Esta indicación podrá aprobarse o rechazarse definitivamente hasta fin de mes, junto a la totalidad de la Ley de Presupuestos.  Pero los dardos apuntan al Ejecutivo: “La Presidenta de la República  tiene  la  facultad  de  vetar  esta  indicación  durante  el   plazo  antes  señalado.  Por  esta  razón  llamamos  a  mantenernos  vigilantes  de  que  la  Presidenta  respete  la   voluntad  de  las  bases  de  la  UNTTHE  y  la  decisión  del  poder  legislativo.  De  lo  contrario  estaríamos  frente  a   una  clara  traición  a  las  expectativas  que  los  trabajadores/as  a  honorarios  han  depositado  en  las  autoridades”, sostienen.
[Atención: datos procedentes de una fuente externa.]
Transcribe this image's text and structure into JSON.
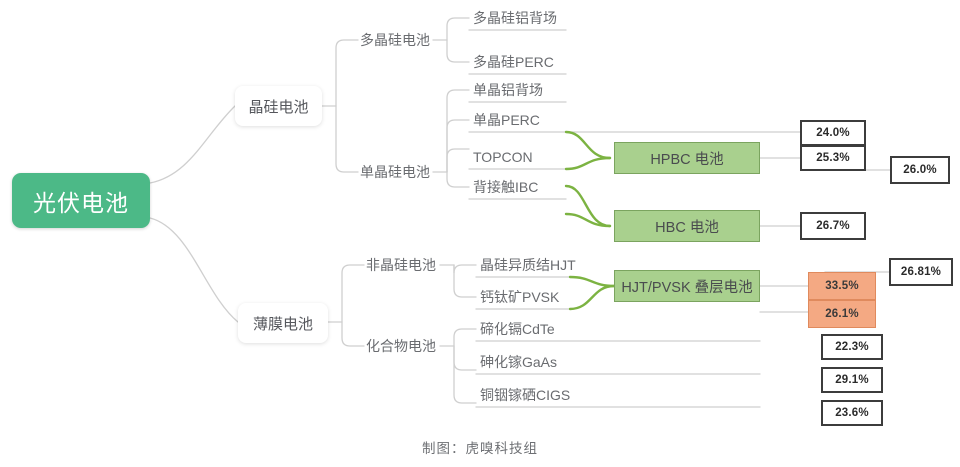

Por último, evalúan que “la  institucionalidad  política  puede  atender  las   demandas  legítimas  del  movimiento  social,  siempre  y  cuando  este  demuestre  que  tiene  disposición  de  lucha   y  que  sus  demandas  contienen  una  legitimidad  incuestionable”. Sin perjuicio de ellos,  llaman a realizar “un  cambio  profundo  en  el  sistema  democrático  actual,  que  nos  dote  de  una  nueva  institucionalidad   más  participativa  y  más  transparente.  Que  no  dependa  de  la  voluntad  de  grupos  de  poder”.